University of California 2010 Accountability Report

Chapter 10:

Goals Under the terms of the California Master Plan for Higher Education, the University provides instruction to all freshmen and community college transfer students who meet its eligibility requirements and choose to enroll, and to graduate academic and professional degree students who quality for admission into its post-baccalaureate programs. UC's students, who number 226,000 in all, receive a distinctive education that provides exposure to academic research and the people who conduct it.

Measures Measuring the quality of instruction is notoriously hard and the subject of considerable debate. At UC, individual academic departments and degree programs are responsible for defining learning objectives and for assessing their progress in meeting them. Objectives and assessments are among items studied in routine academic program reviews conducted by the University. In recent years, they have become a major focus of institutional reviews conducted by the regional accreditation agency (Western Association of Schools and Colleges) as well as reviews by many professional accrediting and related bodies. Information about program learning objectives is available on many departmental websites and each campus posts materials related to accreditation reviews.

This section provides summary measures that focus on student-faculty ratios, class size and student satisfaction levels. Each of these measures illuminates some aspect of teaching, learning and the student experience, and while any single one is imperfect, together they begin to develop a portrait of the instructional enterprise, its impacts and its effectiveness. They will be supplemented in future reports with additional measures of student learning outcomes.

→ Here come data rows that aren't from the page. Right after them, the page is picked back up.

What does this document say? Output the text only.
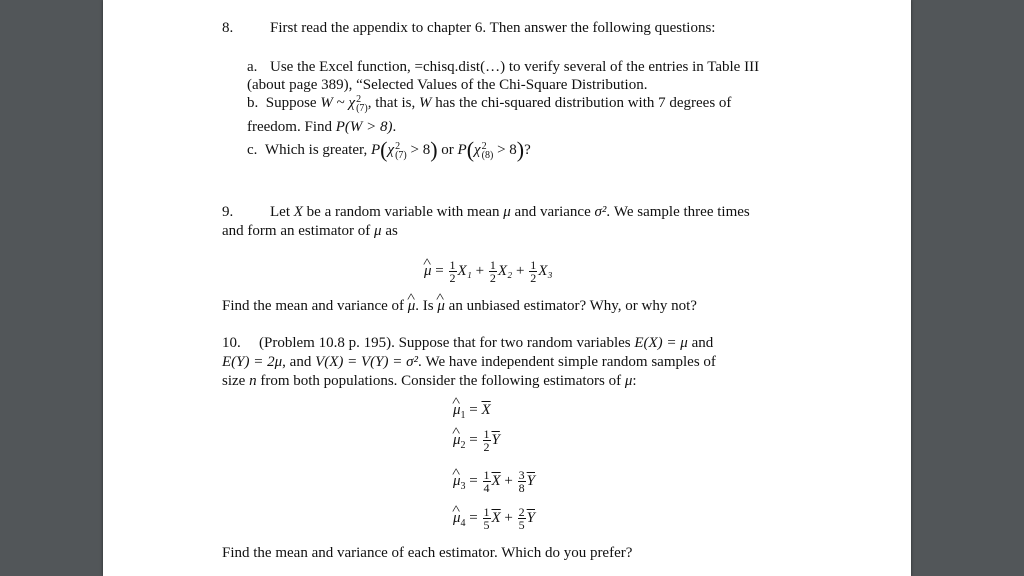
8. First read the appendix to chapter 6. Then answer the following questions:
a. Use the Excel function, =chisq.dist(…) to verify several of the entries in Table III
(about page 389), “Selected Values of the Chi-Square Distribution.
b. Suppose W ~ χ 2
(7) , that is, W has the chi-squared distribution with 7 degrees of
freedom. Find P(W > 8).
c. Which is greater, P(χ 2
(7) > 8) or P(χ 2
(8) > 8)?
9. Let X be a random variable with mean μ and variance σ². We sample three times
and form an estimator of μ as
^ $\mu = \frac{1}{2} X_1 + \frac{1}{2} X_2 + \frac{1}{2} X_3$
Find the mean and variance of ^ μ. Is ^ μ an unbiased estimator? Why, or why not?
10. (Problem 10.8 p. 195). Suppose that for two random variables E(X) = μ and
E(Y) = 2μ, and V(X) = V(Y) = σ². We have independent simple random samples of
size n from both populations. Consider the following estimators of μ:
^ $\mu_1 = \overline{X}$
^ $\mu_2 = \frac{1}{2} \overline{Y}$
^ $\mu_3 = \frac{1}{4} \overline{X} + \frac{3}{8} \overline{Y}$
^ $\mu_4 = \frac{1}{5} \overline{X} + \frac{2}{5} \overline{Y}$
Find the mean and variance of each estimator. Which do you prefer?
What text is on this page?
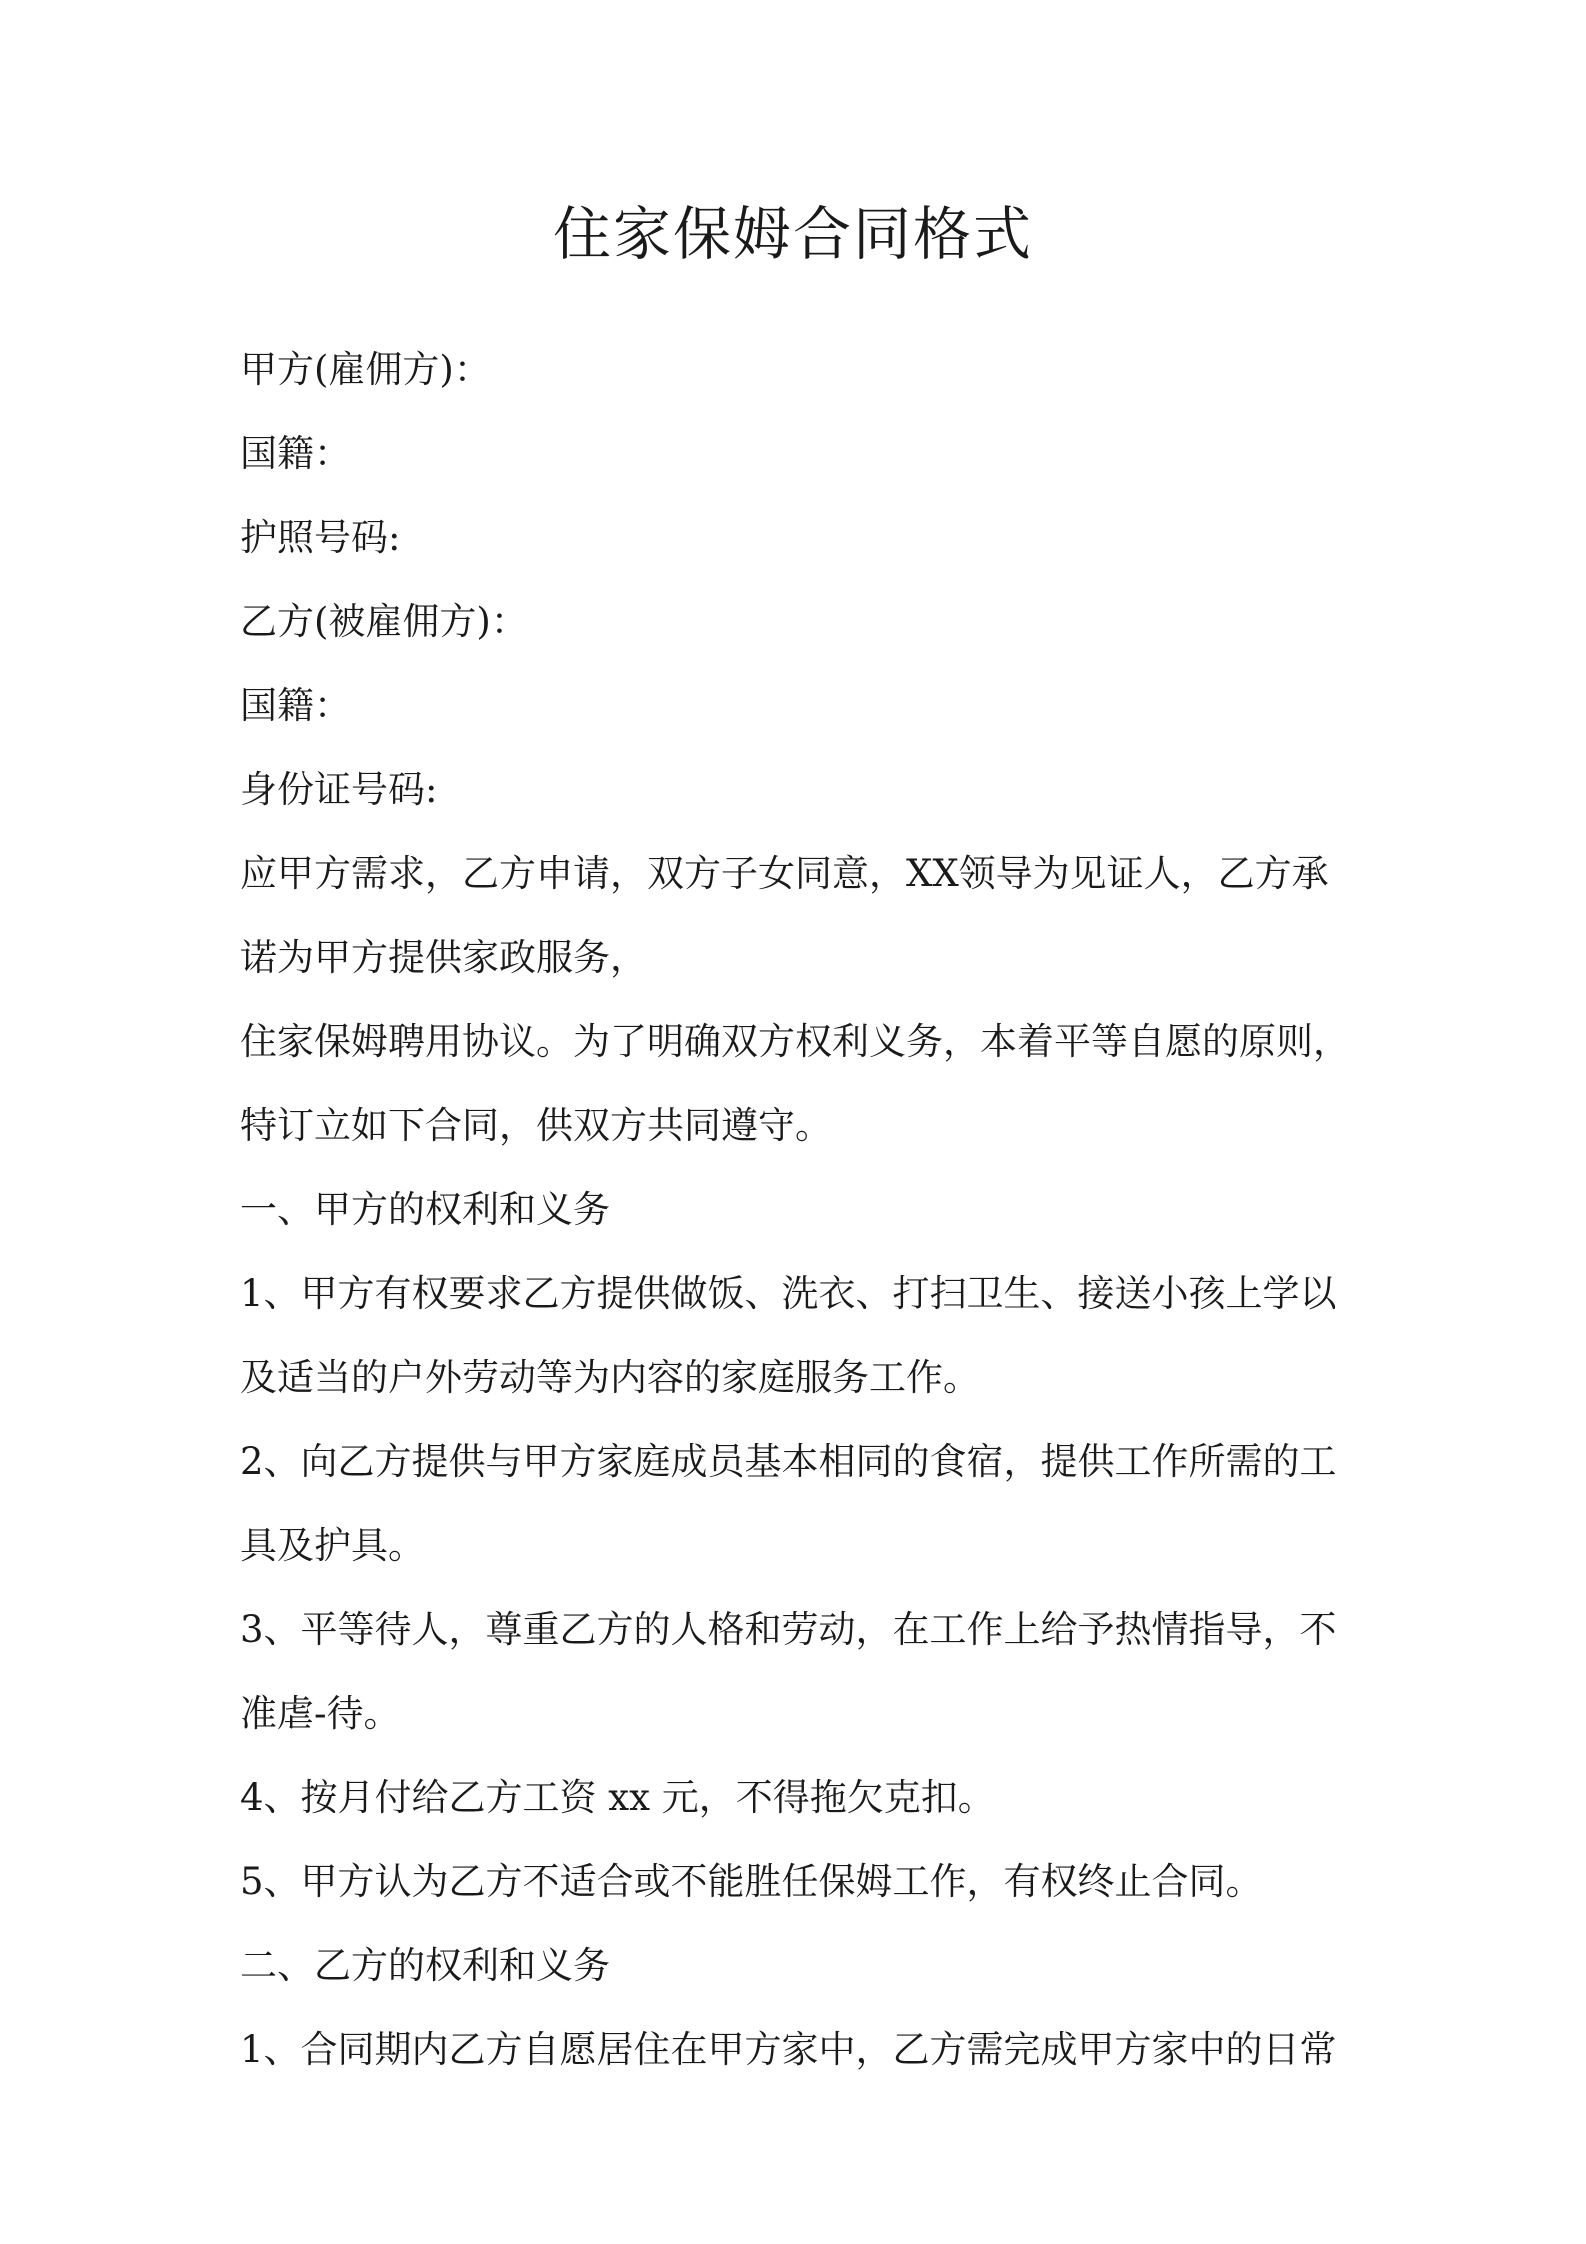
住家保姆合同格式

甲方(雇佣方)：

国籍：

护照号码:

乙方(被雇佣方)：

国籍：

身份证号码:

应甲方需求，乙方申请，双方子女同意，XX领导为见证人，乙方承

诺为甲方提供家政服务，

住家保姆聘用协议。为了明确双方权利义务，本着平等自愿的原则，

特订立如下合同，供双方共同遵守。

一、甲方的权利和义务

1、甲方有权要求乙方提供做饭、洗衣、打扫卫生、接送小孩上学以

及适当的户外劳动等为内容的家庭服务工作。

2、向乙方提供与甲方家庭成员基本相同的食宿，提供工作所需的工

具及护具。

3、平等待人，尊重乙方的人格和劳动，在工作上给予热情指导，不

准虐-待。

4、按月付给乙方工资 xx 元，不得拖欠克扣。

5、甲方认为乙方不适合或不能胜任保姆工作，有权终止合同。

二、乙方的权利和义务

1、合同期内乙方自愿居住在甲方家中，乙方需完成甲方家中的日常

This section also presents information about UC's extension programs. UC Extension, which is the largest continuing education program in the nation, provides courses with about 300,000 enrollments annually to adult students, typically working professionals with a bachelor's degree or greater. Extension programs, which are completely self-supporting (and thus not directly affected by state budget cuts), complement the University's core mission and extend the University's reach to adult learners at regional, national and international levels.

Looking Forward The quality of instruction at UC is threatened by the long-term decline in state funding and the resulting decline in per capita educational expenditures (Section I). In response, UC campuses have adopted a variety of strategies, such as hiring fewer permanent faculty, increasing class size and curtailing student support services, all of which directly impact teaching and learning. Although the impacts are not yet apparent in the data presented here, this section provides important baseline measures against which they can be evaluated in future years.